There are additional bills in the House aimed at addressing risk factors, training in de-escalation, and ensuring individuals in crisis who are a threat to themselves or others can be helped and not able to take their own lives or the lives of others. They are good bills, and we will keep working them.
At the state level, I urge my elected colleagues to continue fighting for basic legislation that would help make our communities safer.
And if your elected representative isn’t fighting for our communities or helping to get good bills out of the committees for a full House of Delegates or State Senate vote, get behind a candidate who will and vote on November 5, 2019.
Columbine, Virginia Tech, Sandy Hook, may be old news, but the story is all too fresh. There have been three more school shootings this week alone. Sadly, all of these incidents make up a mere fraction of the mass shootings that have occurred in the last 18 years. It seems we still haven’t learned, and things certainly haven’y improved. They say if you don’t study history and learn from it you are destined to repeat it. How many shootings of innocent people will it take before our lesson is learned?
In my professional life, I spend at least three days a week in local schools; to date, I have experienced multiple “lock-down” situations. A few have been drills, but one was not. I was confined to the school gym with one of my student employees for a LONG while. We had no idea why we were on lock-down, but together, we sat and waited, not knowing what was really happening. As nervous as I was inside, I had to stay calm and maintain my composure to keep my student calm. It turned out there was no active shooter at the school, BUT there was an armed suspect who had fled from the local police. I’m thankful the police alerted the school and that the administration acted swiftly to keep everyone safe.
The Friday before the shooting in Las Vegas, I was caught at a school during another lock-down. This time I knew that this was only a drill, so I went about my business at the school as if everything was normal. I left the room where I was working to pick up supplies from another area within the school. On my way, I was stopped by a school administrator who reprimanded me for walking down the hallway rather than staying where I was. At the time, I was so irritated that the drill interfered with the work I was trying to get done. In retrospect, I had taken that drill for granted, I had forgotten what it was like to be in a real lock-down situation. I was annoyed where I should have been grateful for the practice of keeping me out of harm’s way; a “practice” that could potentially save my life.
It seems unbelievable that this is our reality. That churches, schools, concerts, and festivals; places where communities join together, places of revelry and fellowship; have become the backdrop for mass shootings. It does not feel right that my children, husband, family, and friends could be caught in an active-shooter circumstance at any time, on any given day. It is damn frightening to think that these drills COULD, in fact, turn into real-life situations. Something has to change. Or perhaps WE have to CHANGE SOMETHING so these shootings stop happening.

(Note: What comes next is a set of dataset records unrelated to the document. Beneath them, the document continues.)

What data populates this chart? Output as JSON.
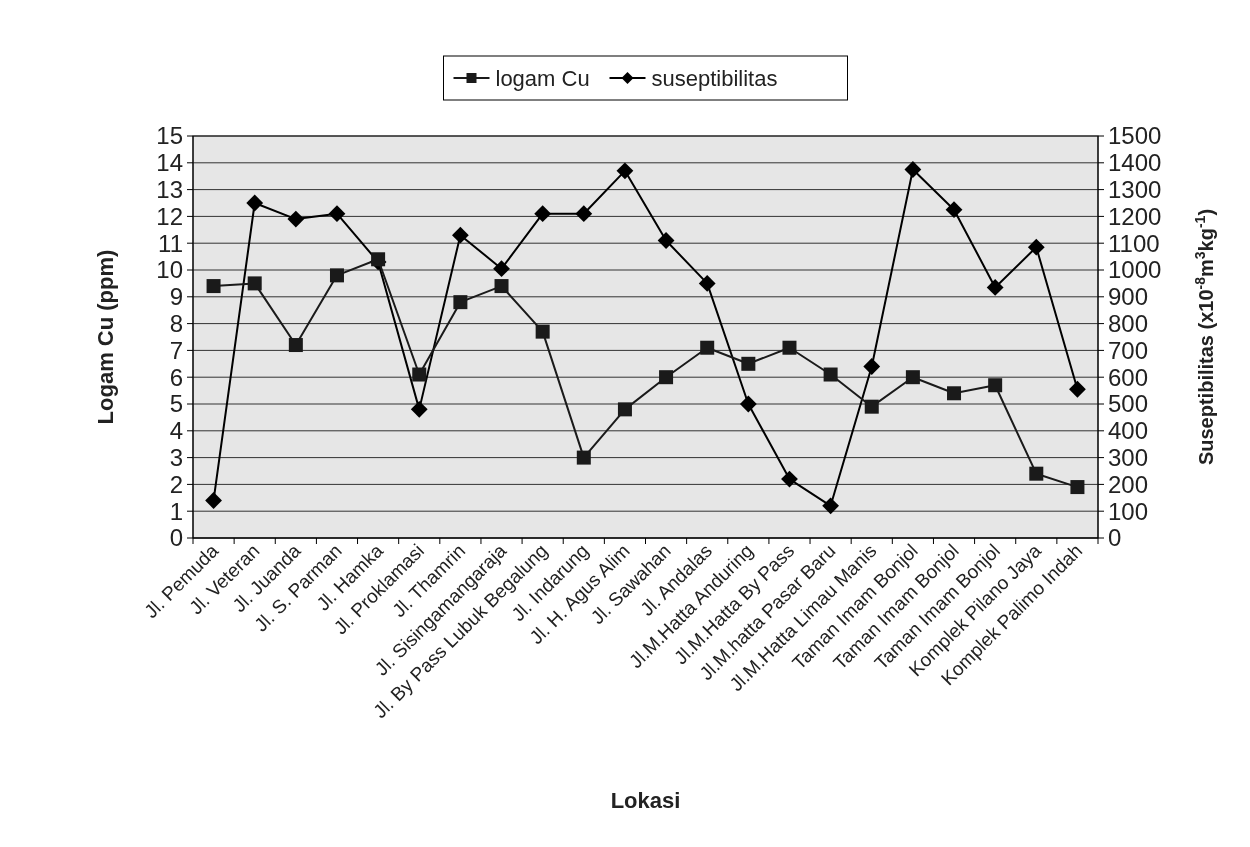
{
  "chart_data": {
    "type": "line",
    "xlabel": "Lokasi",
    "ylabel": "Logam Cu (ppm)",
    "y2label": "Suseptibilitas (x10$^{-8}$m$^{3}$kg$^{-1}$)",
    "categories": [
      "Jl. Pemuda",
      "Jl. Veteran",
      "Jl. Juanda",
      "Jl. S. Parman",
      "Jl. Hamka",
      "Jl. Proklamasi",
      "Jl. Thamrin",
      "Jl. Sisingamangaraja",
      "Jl. By Pass Lubuk Begalung",
      "Jl. Indarung",
      "Jl. H. Agus Alim",
      "Jl. Sawahan",
      "Jl. Andalas",
      "Jl.M.Hatta Anduring",
      "Jl.M.Hatta By Pass",
      "Jl.M.hatta Pasar Baru",
      "Jl.M.Hatta Limau Manis",
      "Taman Imam Bonjol",
      "Taman Imam Bonjol",
      "Taman Imam Bonjol",
      "Komplek Pilano Jaya",
      "Komplek Palimo Indah"
    ],
    "series": [
      {
        "name": "logam Cu",
        "color": "#1a1a1a",
        "marker": "square",
        "values": [
          9.4,
          9.5,
          7.2,
          9.8,
          10.4,
          6.1,
          8.8,
          9.4,
          7.7,
          3.0,
          4.8,
          6.0,
          7.1,
          6.5,
          7.1,
          6.1,
          4.9,
          6.0,
          5.4,
          5.7,
          2.4,
          1.9
        ]
      },
      {
        "name": "suseptibilitas",
        "color": "#000000",
        "marker": "diamond",
        "axis": "y2",
        "values": [
          140,
          1250,
          1190,
          1210,
          1030,
          480,
          1130,
          1005,
          1210,
          1210,
          1370,
          1110,
          950,
          500,
          220,
          120,
          640,
          1375,
          1225,
          935,
          1085,
          555
        ]
      }
    ],
    "ylim": [
      0,
      15
    ],
    "yticks": [
      0,
      1,
      2,
      3,
      4,
      5,
      6,
      7,
      8,
      9,
      10,
      11,
      12,
      13,
      14,
      15
    ],
    "y2lim": [
      0,
      1500
    ],
    "y2ticks": [
      0,
      100,
      200,
      300,
      400,
      500,
      600,
      700,
      800,
      900,
      1000,
      1100,
      1200,
      1300,
      1400,
      1500
    ],
    "grid": "y",
    "legend": "top",
    "line_style": "solid"
  }
}
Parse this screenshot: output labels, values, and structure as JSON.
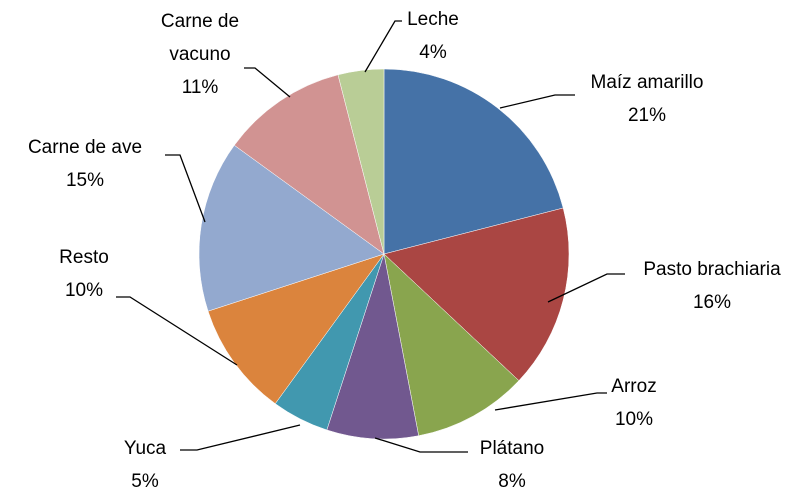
{
  "chart_data": {
    "type": "pie",
    "categories": [
      "Maíz amarillo",
      "Pasto brachiaria",
      "Arroz",
      "Plátano",
      "Yuca",
      "Resto",
      "Carne de ave",
      "Carne de vacuno",
      "Leche"
    ],
    "values": [
      21,
      16,
      10,
      8,
      5,
      10,
      15,
      11,
      4
    ],
    "value_labels": [
      "21%",
      "16%",
      "10%",
      "8%",
      "5%",
      "10%",
      "15%",
      "11%",
      "4%"
    ],
    "colors": [
      "#4572A7",
      "#AA4643",
      "#89A54E",
      "#71588F",
      "#4198AF",
      "#DB843D",
      "#93A9CF",
      "#D19392",
      "#B9CD96"
    ]
  }
}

I believe unequivocally that we can make a difference in shaping a safer future. This is not a debate about our second amendment rights, nor is it a dismissal of the numerous responsible gun owners out there. No matter your stance on this issue, we must work TOGETHER to make changes to our gun legislation. It will not be easy, but I am committed to having the tough conversations to pushing us forward. It starts with understanding gained through listening and sharing. I hope you’ll join the dialogue, too.
How many innocent people have to die before we’re willing to have the conversation? To not just speak, but to listen to the other side of the debate…To explore the possibility that things could be better than they are.
Every day there are lives at stake. What will it take for us to change?